(Article by Lucas Nolan from Breitbart.com)
Publications such as The New York Times, The Guardian, and The Economist are testing the new software as a way of policing comments sections, according to the Financial Times.
“News organizations want to encourage engagement and discussion around their content, but find that sorting through millions of comments to find those that are trolling or abusive takes a lot of money, labour and time,” said Jared Cohen, president of Jigsaw, the Google social incubator that built the tool. “As a result, many sites have shut down comments altogether. But they tell us that isn’t the solution they want.”
Perspective is available to all publications that are currently part of Google’s Digital News Initiative, which includes The Guardian, the BBC and The Financial Times. In theory, the software could also be utilized by social media companies such as Facebook and Twitter. Twitter has recently attempted to impose stricter rules on users in an attempt to reduce supposed harassment on the platform.
CJ Adams, a product manager at Jigsaw, discussed the adaptability of their program, saying, “We are open to working with anyone from small developers to the biggest platforms on the internet. We all have a shared interest and benefit from healthy online discussions.”
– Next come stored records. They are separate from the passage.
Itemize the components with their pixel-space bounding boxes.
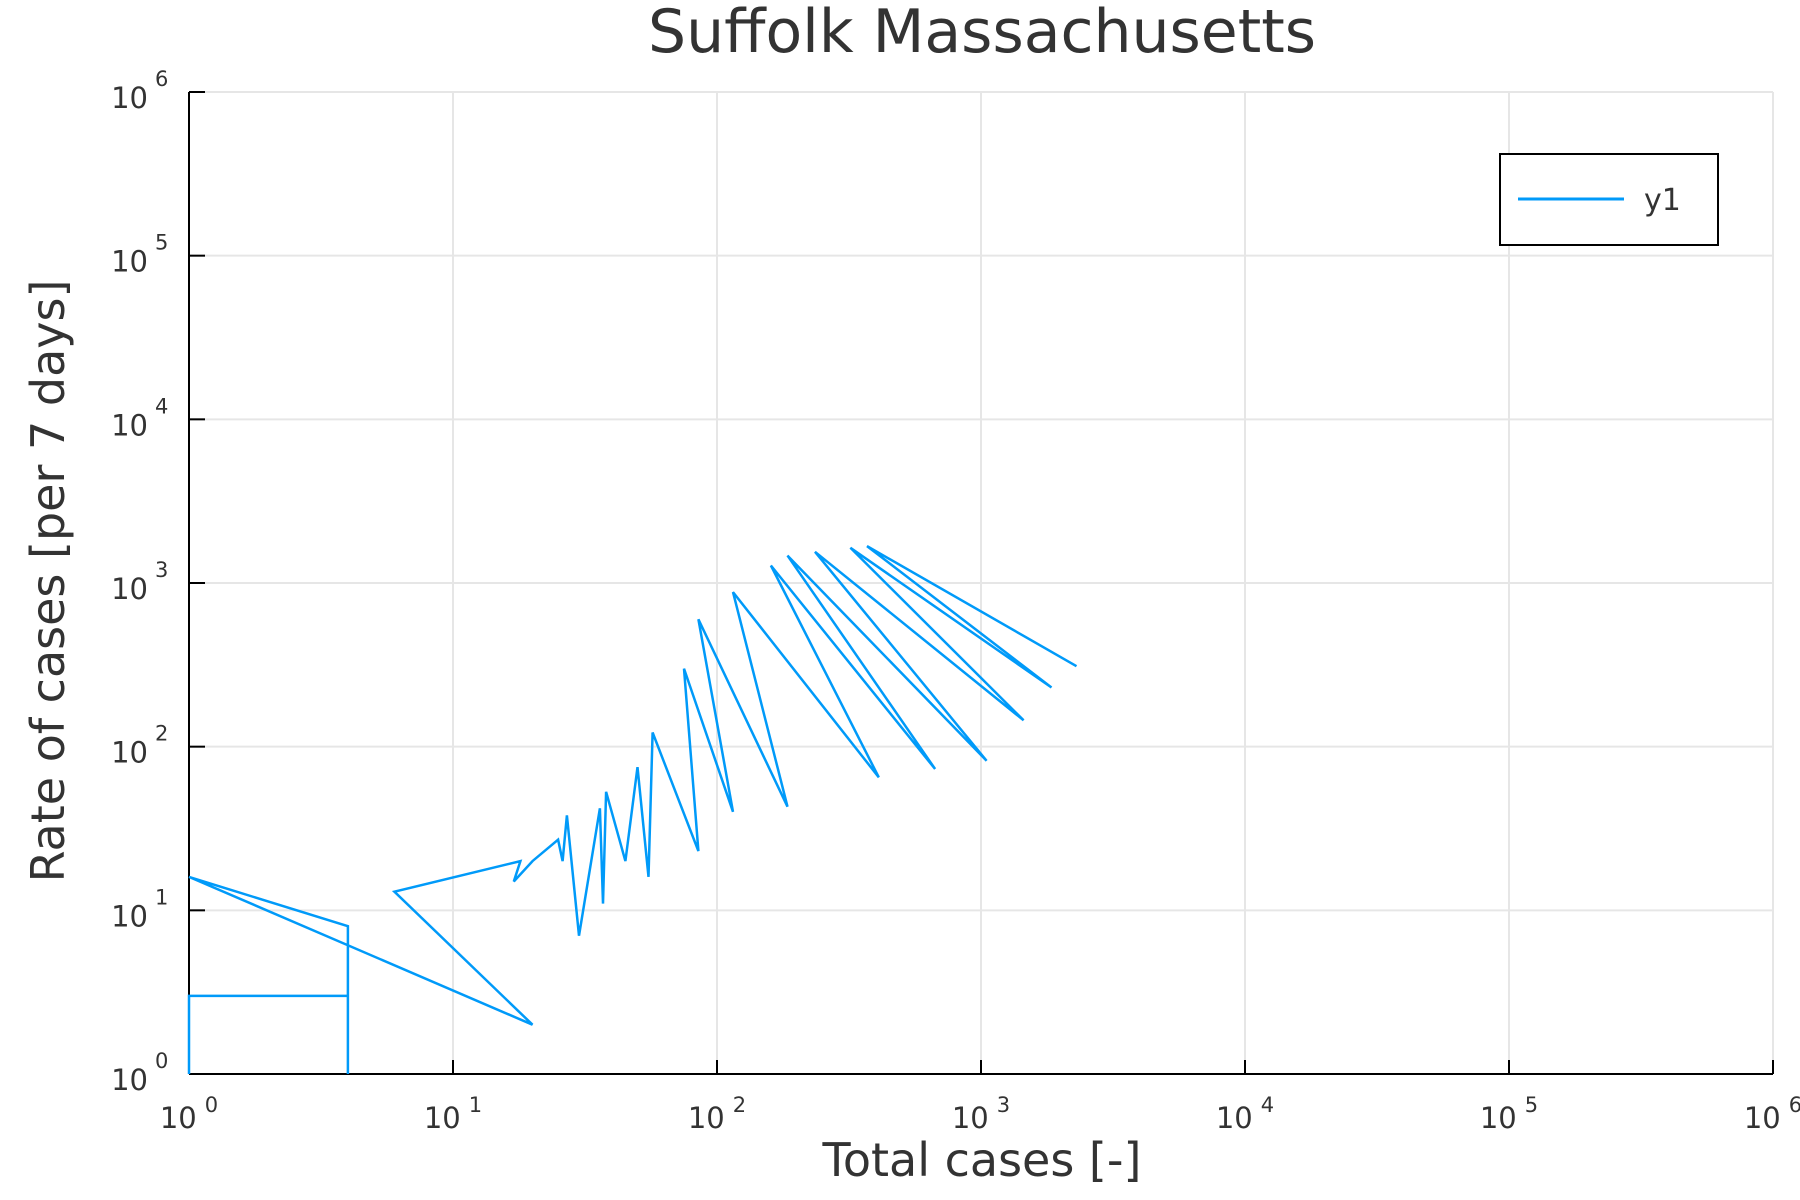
x-tick-base: 10 <box>424 1101 461 1135</box>
x-tick-label: 10 4 <box>1216 1093 1274 1135</box>
x-tick-base: 10 <box>1480 1101 1517 1135</box>
x-tick-label: 10 0 <box>160 1093 218 1135</box>
y-tick-label: 10 <box>111 408 148 442</box>
y-tick-base: 10 <box>111 408 148 442</box>
y-tick-exponent: 4 <box>155 394 168 418</box>
y-tick-base: 10 <box>111 1063 148 1097</box>
y-axis-label: Rate of cases [per 7 days] <box>21 280 75 883</box>
y-tick-exponent: 5 <box>155 231 168 255</box>
y-tick-exponent: 3 <box>155 558 168 582</box>
y-tick-exponent: 1 <box>155 885 168 909</box>
y-tick-label: 10 <box>111 81 148 115</box>
y-tick-label: 10 <box>111 899 148 933</box>
series-layer <box>187 545 1078 1074</box>
y-tick-exponent: 6 <box>155 67 168 91</box>
x-tick-label: 10 2 <box>688 1093 746 1135</box>
y-tick-label: 10 <box>111 736 148 770</box>
y-tick-label: 10 <box>111 572 148 606</box>
x-tick-base: 10 <box>160 1101 197 1135</box>
y-tick-label: 10 <box>111 1063 148 1097</box>
x-tick-label: 10 3 <box>952 1093 1010 1135</box>
x-tick-exponent: 4 <box>1261 1093 1274 1117</box>
series-line-y1 <box>187 545 1078 1074</box>
ticks: 10 0 10 1 10 2 10 3 10 4 10 5 10 61001011021031041051… <box>111 67 1800 1135</box>
x-tick-label: 10 5 <box>1480 1093 1538 1135</box>
x-tick-label: 10 1 <box>424 1093 482 1135</box>
y-tick-exponent: 2 <box>155 722 168 746</box>
legend: y1 <box>1499 153 1719 246</box>
y-tick-base: 10 <box>111 245 148 279</box>
y-tick-label: 10 <box>111 245 148 279</box>
x-tick-base: 10 <box>952 1101 989 1135</box>
x-tick-exponent: 6 <box>1789 1093 1800 1117</box>
x-tick-base: 10 <box>688 1101 725 1135</box>
x-tick-exponent: 1 <box>469 1093 482 1117</box>
y-tick-base: 10 <box>111 572 148 606</box>
x-tick-exponent: 5 <box>1525 1093 1538 1117</box>
x-tick-label: 10 6 <box>1744 1093 1800 1135</box>
y-tick-base: 10 <box>111 81 148 115</box>
legend-label-y1: y1 <box>1644 183 1681 218</box>
x-axis-label: Total cases [-] <box>822 1133 1142 1187</box>
x-tick-base: 10 <box>1216 1101 1253 1135</box>
chart-title: Suffolk Massachusetts <box>648 0 1316 67</box>
x-tick-exponent: 0 <box>205 1093 218 1117</box>
x-tick-base: 10 <box>1744 1101 1781 1135</box>
y-tick-base: 10 <box>111 899 148 933</box>
x-tick-exponent: 2 <box>733 1093 746 1117</box>
y-tick-exponent: 0 <box>155 1049 168 1073</box>
x-tick-exponent: 3 <box>997 1093 1010 1117</box>
y-tick-base: 10 <box>111 736 148 770</box>
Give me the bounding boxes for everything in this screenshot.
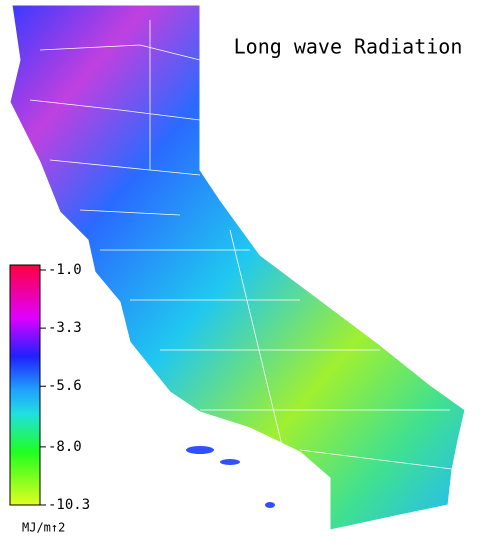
colorbar-tick-label: -1.0 (48, 262, 82, 278)
islands (186, 446, 275, 508)
colorbar-unit: MJ/m↑2 (22, 521, 65, 535)
california-map (9, 4, 466, 531)
colorbar-tick-label: -10.3 (48, 497, 90, 513)
county-lines (29, 20, 461, 521)
colorbar-tick-label: -5.6 (48, 378, 82, 394)
colorbar-tick-label: -8.0 (48, 439, 82, 455)
colorbar-tick-label: -3.3 (48, 320, 82, 336)
map-title: Long wave Radiation (234, 35, 463, 59)
colorbar (9, 264, 41, 506)
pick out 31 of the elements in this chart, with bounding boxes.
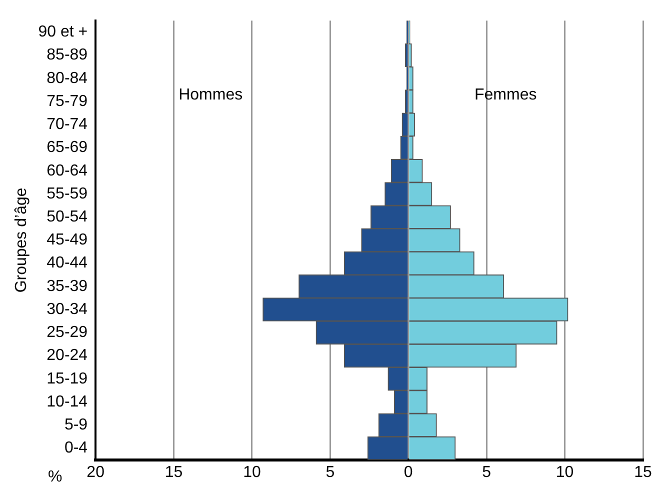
x-tick-label: 10 (243, 464, 261, 481)
x-tick-label: 5 (482, 464, 492, 481)
y-tick-label: 50-54 (46, 208, 88, 226)
annotation: Hommes (178, 86, 243, 104)
x-axis-title: % (48, 468, 62, 486)
x-tick-label: 10 (556, 464, 574, 481)
y-tick-label: 5-9 (64, 416, 88, 434)
y-tick-label: 25-29 (46, 324, 88, 342)
y-tick-label: 35-39 (46, 278, 88, 295)
y-tick-label: 90 et + (38, 24, 88, 41)
y-tick-label: 15-19 (46, 370, 88, 388)
y-tick-label: 70-74 (46, 116, 88, 134)
y-tick-label: 65-69 (46, 139, 88, 156)
y-tick-label: 10-14 (46, 393, 88, 410)
y-axis-title: Groupes d’âge (13, 188, 30, 293)
y-tick-label: 45-49 (46, 232, 88, 249)
x-tick-label: 15 (164, 464, 183, 481)
x-tick-label: 15 (634, 464, 652, 481)
y-tick-label: 30-34 (46, 300, 88, 318)
y-tick-label: 60-64 (46, 162, 88, 180)
x-tick-label: 5 (326, 464, 335, 481)
y-tick-label: 75-79 (46, 92, 88, 110)
y-tick-label: 55-59 (46, 185, 88, 202)
y-tick-label: 40-44 (46, 254, 88, 272)
y-tick-label: 20-24 (46, 347, 88, 364)
annotation: Femmes (474, 86, 537, 104)
x-tick-label: 20 (86, 464, 105, 481)
x-tick-label: 0 (404, 464, 413, 481)
y-tick-label: 80-84 (46, 70, 88, 87)
y-tick-label: 85-89 (46, 46, 88, 64)
y-tick-label: 0-4 (64, 440, 88, 457)
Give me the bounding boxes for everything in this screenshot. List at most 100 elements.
Perspective is used to filter and compile comments on websites for human review. In order to learn what exactly counts as a “toxic” comment, the program studied hundreds of thousands of user comments that had been deemed unacceptable by reviewers on websites like The New York Times and Wikipedia. “All of us are familiar with increased toxicity around comments in online conversations,” said Cohen. “People are leaving conversations because of this, and we want to empower publications to get those people back.”
Apparently Perspective cut the review time of comments on The New York Times in half, allowing reviewers to check twice as many comments thanks to Perspective’s comment filtering abilities. Speed is paramount to Paragon, Jigsaw’s Chief Research Scientist Lucas Dixon said: “Their goal is to be able to [improve] review speed by 10x, so the project is ongoing.”